Nowe bloki pojawić się mają w elektrowni w Dukovanach (sfinansuje je i zbuduje spółka EDU II) oraz Temelinie (tu działać będzie spółka ETE II). Obydwie spółki powołano przed trzema laty.

Podejmując decyzję, rząd założył, że w określonych sytuacjach firmy-córki mogą zostać sprzedane przez CEZ państwu, z uwagi na to, że bezpośrednie gwarancje dla inwestycji zostały już wcześniej wykluczone. Zdaniem pełnomocnika rządu ds. energetyki jądrowej Jaroslava Mila, w ten sposób będzie można zapobiec nierentowności projektu. Formą pomocy państwa mają być także umowy zawarte między rządem a CEZ, które umożliwią firmie uzyskanie korzystnych kredytów.
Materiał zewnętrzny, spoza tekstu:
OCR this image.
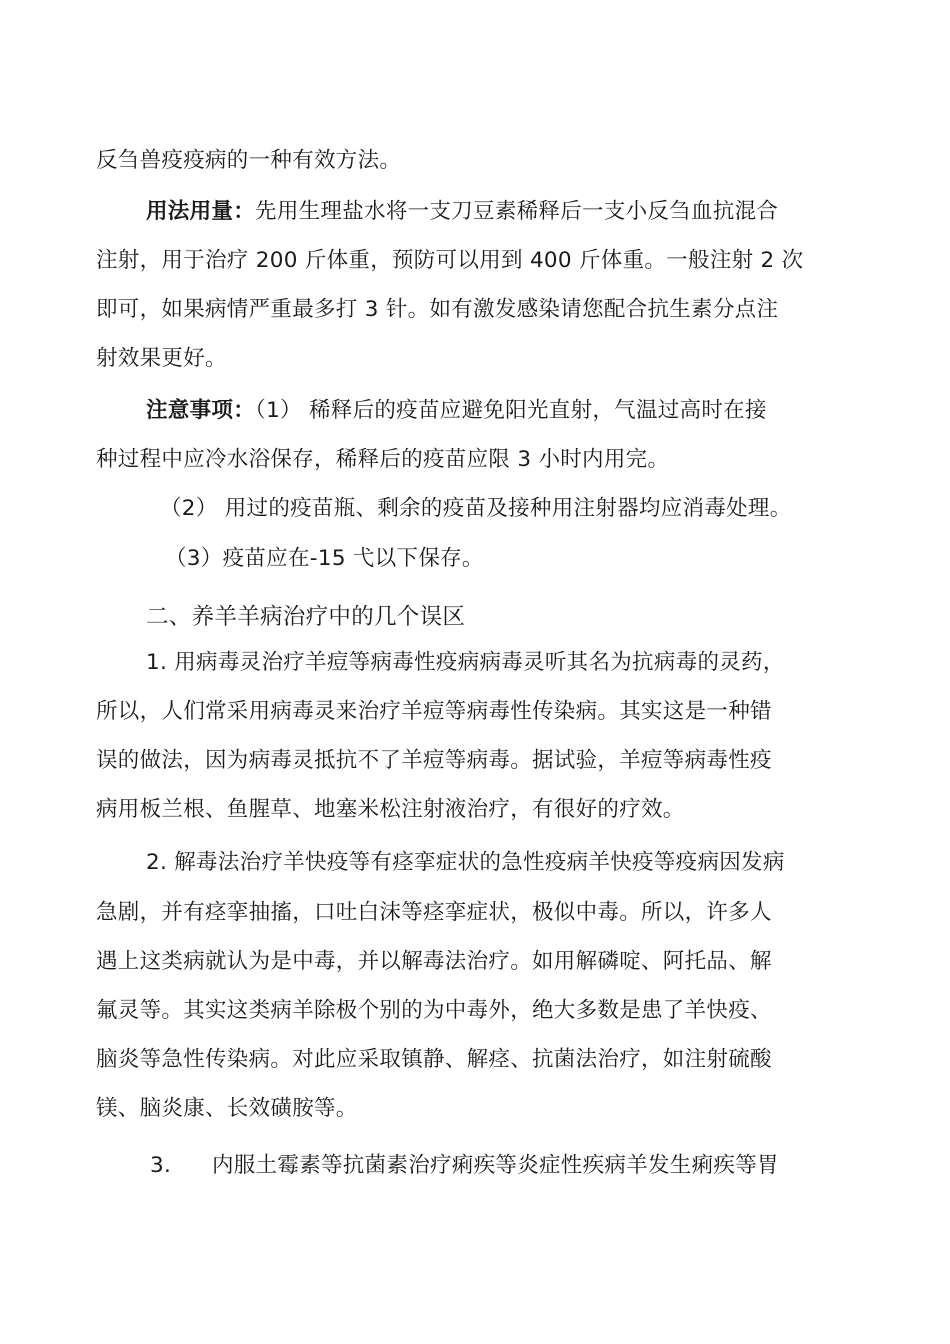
反刍兽疫疫病的一种有效方法。
用法用量：先用生理盐水将一支刀豆素稀释后一支小反刍血抗混合
注射，用于治疗 200 斤体重，预防可以用到 400 斤体重。一般注射 2 次
即可，如果病情严重最多打 3 针。如有激发感染请您配合抗生素分点注
射效果更好。
注意事项：（1） 稀释后的疫苗应避免阳光直射，气温过高时在接
种过程中应冷水浴保存，稀释后的疫苗应限 3 小时内用完。
（2） 用过的疫苗瓶、剩余的疫苗及接种用注射器均应消毒处理。
（3）疫苗应在-15 弋以下保存。
二、养羊羊病治疗中的几个误区
1. 用病毒灵治疗羊痘等病毒性疫病病毒灵听其名为抗病毒的灵药，
所以，人们常采用病毒灵来治疗羊痘等病毒性传染病。其实这是一种错
误的做法，因为病毒灵抵抗不了羊痘等病毒。据试验，羊痘等病毒性疫
病用板兰根、鱼腥草、地塞米松注射液治疗，有很好的疗效。
2. 解毒法治疗羊快疫等有痉挛症状的急性疫病羊快疫等疫病因发病
急剧，并有痉挛抽搐，口吐白沫等痉挛症状，极似中毒。所以，许多人
遇上这类病就认为是中毒，并以解毒法治疗。如用解磷啶、阿托品、解
氟灵等。其实这类病羊除极个别的为中毒外，绝大多数是患了羊快疫、
脑炎等急性传染病。对此应采取镇静、解痉、抗菌法治疗，如注射硫酸
镁、脑炎康、长效磺胺等。
3. 内服土霉素等抗菌素治疗痢疾等炎症性疾病羊发生痢疾等胃
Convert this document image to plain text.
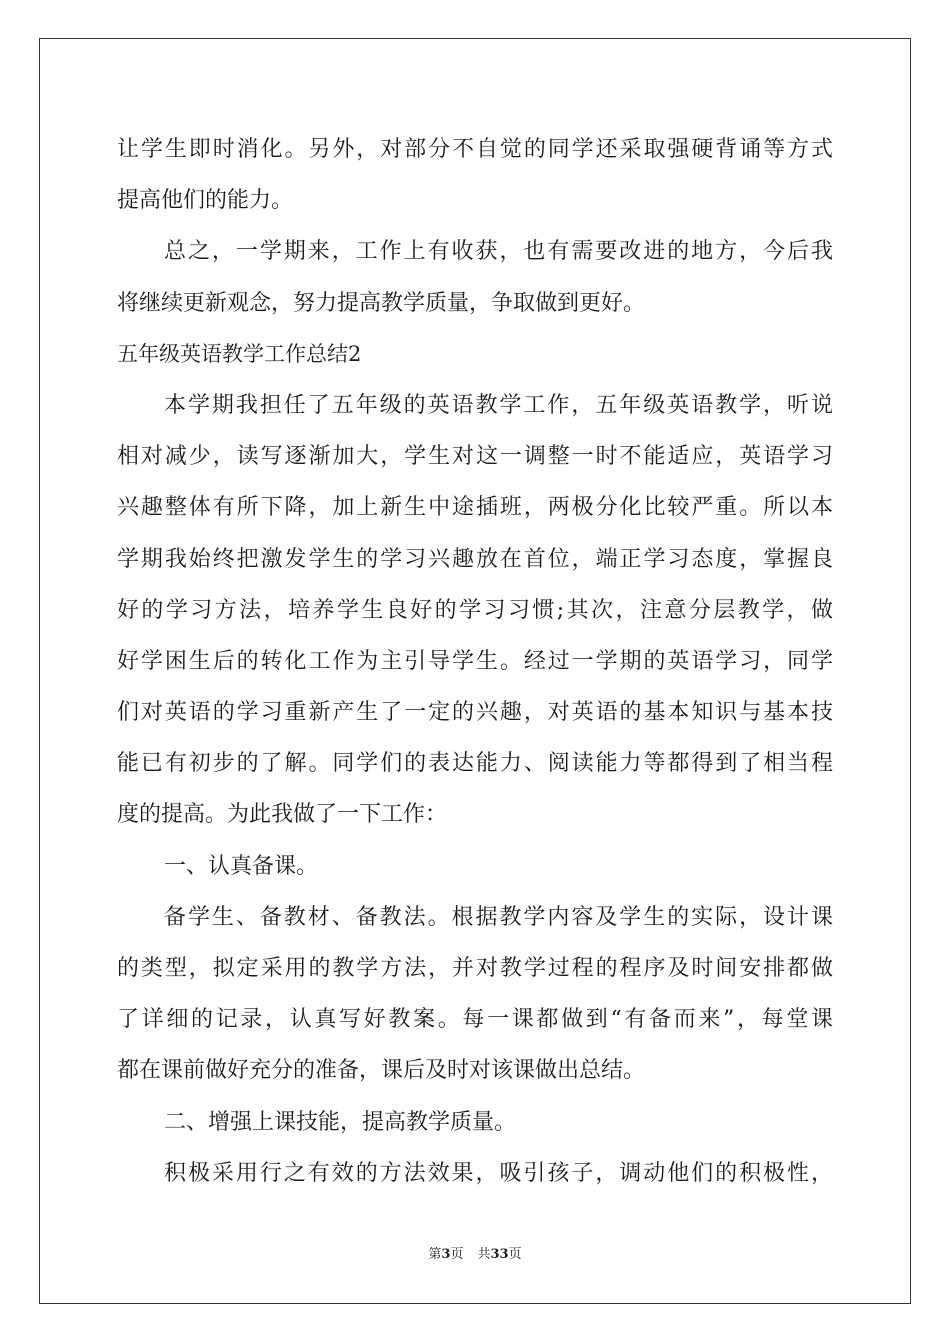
让学生即时消化。另外，对部分不自觉的同学还采取强硬背诵等方式
提高他们的能力。
总之，一学期来，工作上有收获，也有需要改进的地方，今后我
将继续更新观念，努力提高教学质量，争取做到更好。
五年级英语教学工作总结2
本学期我担任了五年级的英语教学工作，五年级英语教学，听说
相对减少，读写逐渐加大，学生对这一调整一时不能适应，英语学习
兴趣整体有所下降，加上新生中途插班，两极分化比较严重。所以本
学期我始终把激发学生的学习兴趣放在首位，端正学习态度，掌握良
好的学习方法，培养学生良好的学习习惯;其次，注意分层教学，做
好学困生后的转化工作为主引导学生。经过一学期的英语学习，同学
们对英语的学习重新产生了一定的兴趣，对英语的基本知识与基本技
能已有初步的了解。同学们的表达能力、阅读能力等都得到了相当程
度的提高。为此我做了一下工作：
一、认真备课。
备学生、备教材、备教法。根据教学内容及学生的实际，设计课
的类型，拟定采用的教学方法，并对教学过程的程序及时间安排都做
了详细的记录，认真写好教案。每一课都做到“有备而来”，每堂课
都在课前做好充分的准备，课后及时对该课做出总结。
二、增强上课技能，提高教学质量。
积极采用行之有效的方法效果，吸引孩子，调动他们的积极性，
第3页 共33页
Państwo jest właścicielem 70% akcji CEZ; reszta należy do drobnych akcjonariuszy.


W 2015 r. rząd Bohuslava Sobotki przyjął Państwową koncepcję energetyczną: dokument, w którym zapisano. że energetyka jądrowa będzie w Czechach głównym źródłem energii. W tym samym roku przyjęto koncepcję rozwoju energetyki jądrowej, w której m.in. napisano, że jak najszybciej należy rozpocząć przygotowania do wybudowania nowych bloków w elektrowni w Dukovanach. Siłownia ta ma już cztery bloki oddane do użycia w latach 19851987); w Temelinie działają dwa, z lat 20002002). Aktualny udział energii atomowej w bilansie energetycznym Czech wynosi 34%, po zrealizowaniu projektu poziom ten ma zwiększyć się do 50%. 
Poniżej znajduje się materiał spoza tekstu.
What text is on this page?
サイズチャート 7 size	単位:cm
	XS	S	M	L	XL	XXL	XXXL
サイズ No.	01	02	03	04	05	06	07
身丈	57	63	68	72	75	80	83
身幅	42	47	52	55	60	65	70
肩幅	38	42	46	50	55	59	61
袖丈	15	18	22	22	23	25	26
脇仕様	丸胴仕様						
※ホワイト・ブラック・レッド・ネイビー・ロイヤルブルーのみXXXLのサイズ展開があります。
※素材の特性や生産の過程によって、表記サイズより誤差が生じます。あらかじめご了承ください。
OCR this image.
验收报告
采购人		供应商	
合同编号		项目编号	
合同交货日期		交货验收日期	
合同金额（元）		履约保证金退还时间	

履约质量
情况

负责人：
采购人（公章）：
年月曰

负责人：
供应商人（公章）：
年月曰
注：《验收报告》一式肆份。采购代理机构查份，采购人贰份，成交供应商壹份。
Pierwszy przetarg na dostarczenie reaktorów rozpisano w 2009 r., lecz wtedy nie zdobyto odpowiednich funduszy. Kolejnym przetargiem, jeszcze nieogłoszonym, wstępnie zainteresowanych jest sześć firm: rosyjski Rosatom, francuskie EDF, KHNP z Korei Południowej, CHNP z Chin, Westinghouse z USA oraz wspólny francusko-japońsko projekt Arevy i Mitsubishi, Atmea.

Inwestycja ma mieć wartość wielu setek miliardów koron, jak oceniają Czesi.